Albert didn’t want to look at his mother in the casket. Why was it that he was the only one who could see through her? He was the only one who called her bluff. He wasn’t proud of this, but once she had threatened to have a heart attack if he moved to Durant to go to school. He told her to go ahead if that’s what she needed to do. Winnie and Travis would’ve simpered around her and held her hand and told her everything would be fine.
Albert tried to remember something funny, something happy, something positive about her. He didn’t want his last memory of her to be this lump of flesh lying in a box. Then he remembered when he had been a young boy, he had gotten in trouble at school. His mother was determined to punish him, but he had made her laugh. She sat down on the floor and grabbed him to her and together they had laughed and laughed. It happened a long time ago, but it was a good memory, and Albert felt better when he thought of it.
Back at the house after the two hours of below-freezing temperatures in the open tent, Winnie lit the oven and listened as people began to congregate in the living room. Several of the church women stuck their heads around the door and asked if Winnie needed any help.
“No. I’ve got things under control here, but thank you so much for asking,” she said. Then she stood at the stove and stirred gravy, getting lost in her thoughts of him. She couldn’t have him. He was someone else’s husband now. Did he still sometimes look out the window of his house and think of her and what it might have been like if they could’ve been together and shared their lives? Did he even think of her? She would never know, and suddenly this was the saddest moment of her life.
She sat down at the kitchen table, laid her head on her arms, and cried deep soul-wracking tears. The church women went in and finished the meal preparation while several of them sat at the table with Winnie to try to soothe her in her sorrow.
“She’s in a better place, Winnie,” one woman said. “You know how she suffered those last few weeks. She wouldn’t have wanted that, and she wouldn’t want you to be so broken up over her death!”
Winnie stared at the poor stupid woman and broke into tears again as she laid her head on her arms.
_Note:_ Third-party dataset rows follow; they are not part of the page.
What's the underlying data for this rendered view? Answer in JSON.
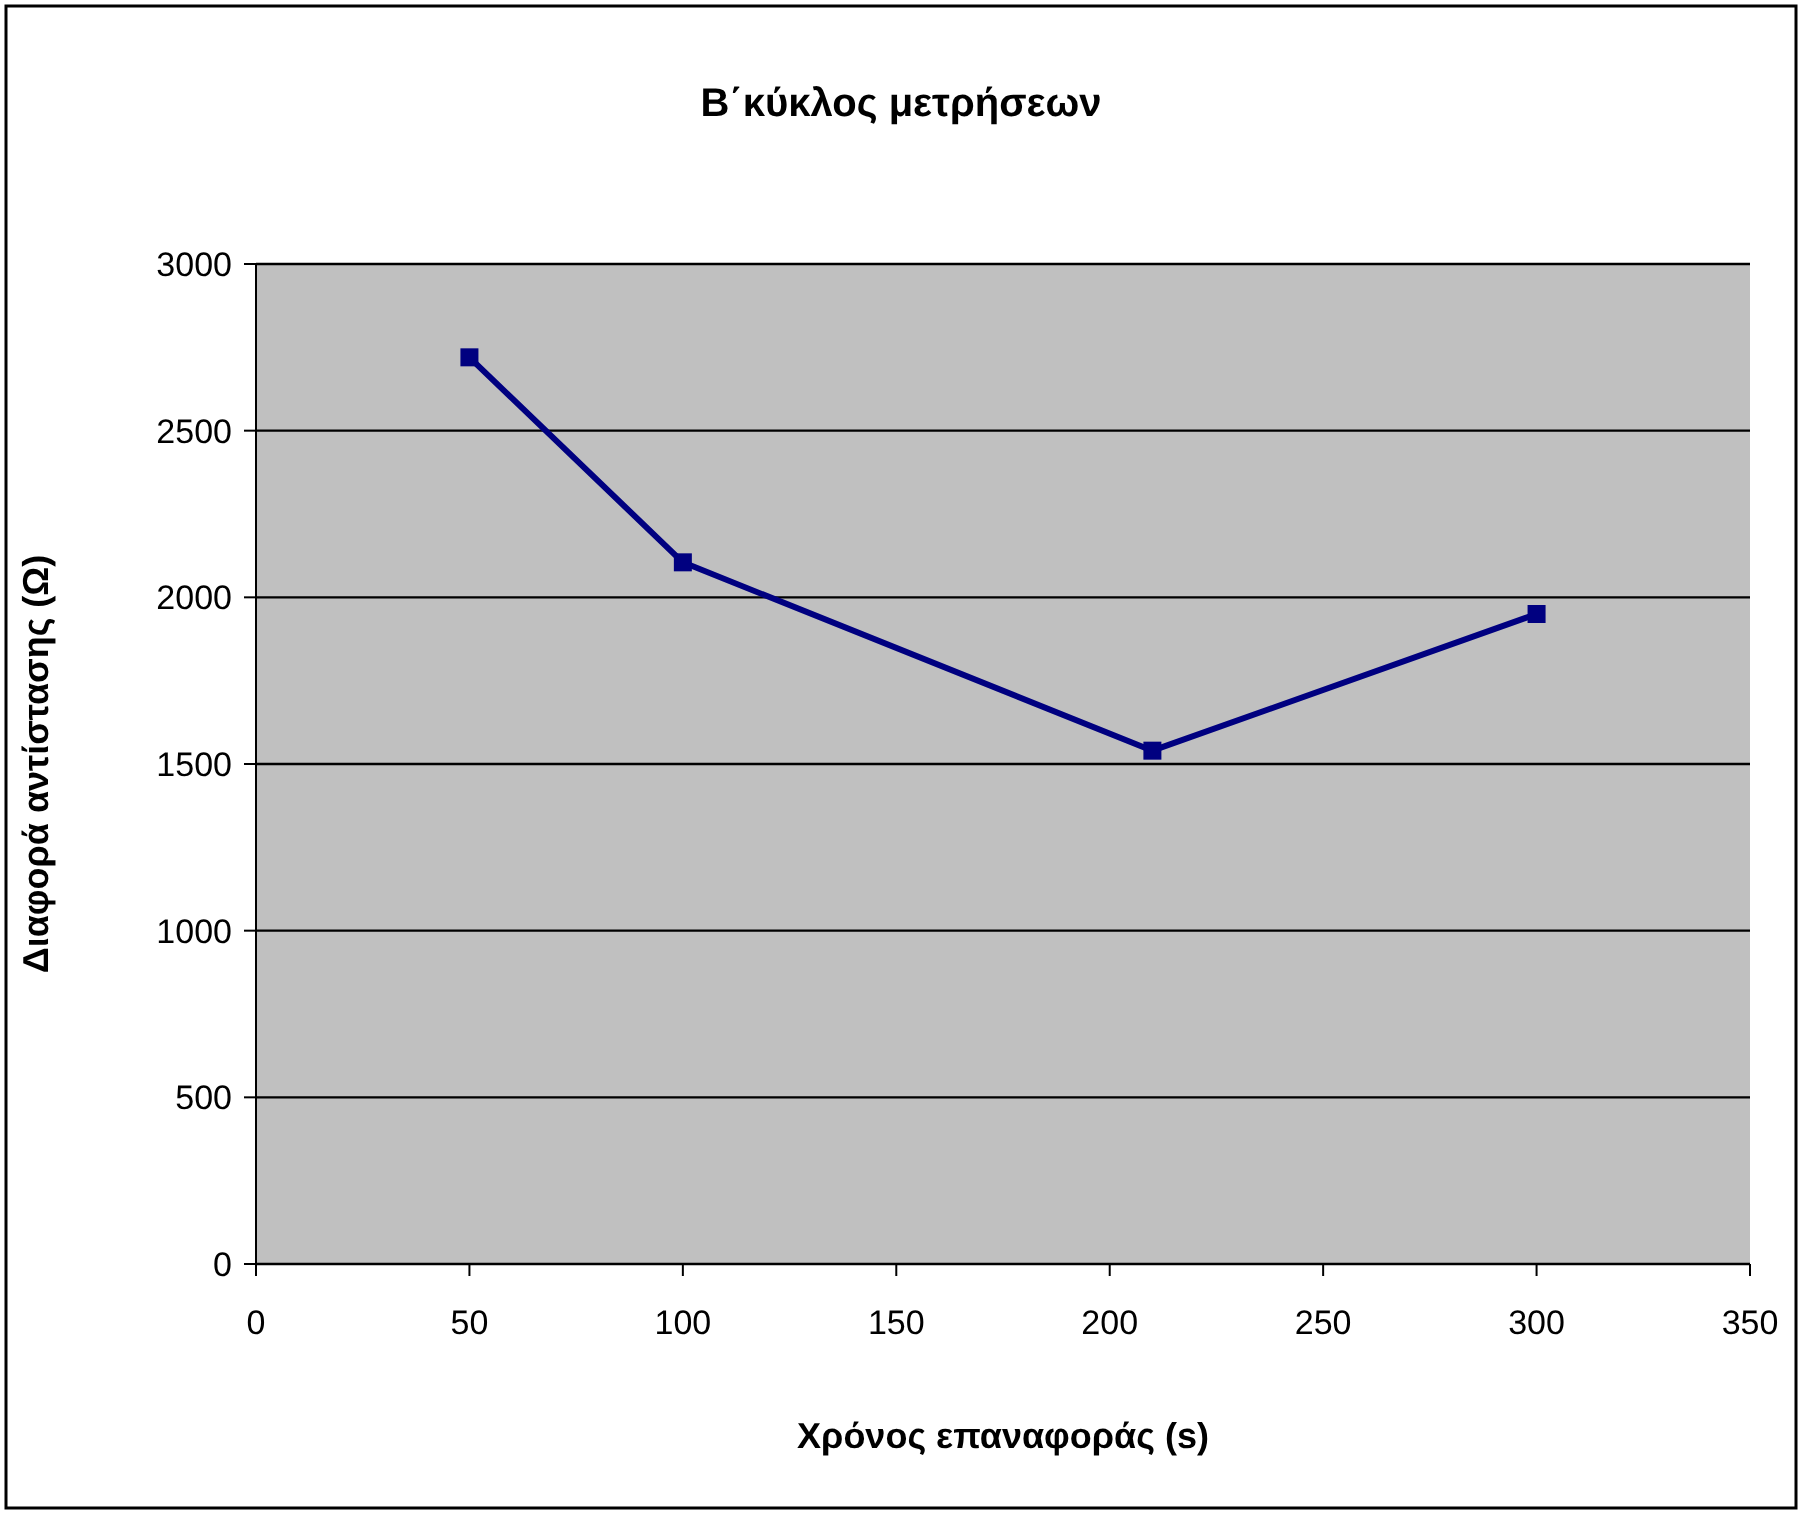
{
  "chart_data": {
    "type": "line",
    "title": "Β΄κύκλος μετρήσεων",
    "xlabel": "Χρόνος επαναφοράς (s)",
    "ylabel": "Διαφορά αντίστασης (Ω)",
    "x": [
      50,
      100,
      210,
      300
    ],
    "series": [
      {
        "color": "#000080",
        "values": [
          2720,
          2105,
          1540,
          1950
        ]
      }
    ],
    "xlim": [
      0,
      350
    ],
    "xticks": [
      0,
      50,
      100,
      150,
      200,
      250,
      300,
      350
    ],
    "ylim": [
      0,
      3000
    ],
    "yticks": [
      0,
      500,
      1000,
      1500,
      2000,
      2500,
      3000
    ],
    "grid": "y",
    "marker": "square",
    "line_style": "solid"
  }
}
Her whole body shook in sadness and regret as the women cooed to her and rubbed her back.
Karen Brode grew up in Denison, TX and graduated from Denison High School in 1972. She took courses at Southeastern Oklahoma State University and worked in a church office for 25 years. She and her husband, Gary, have been married 39 years and they have one son, Brandon. Karen’s hobbies are writing, sewing, and gardening.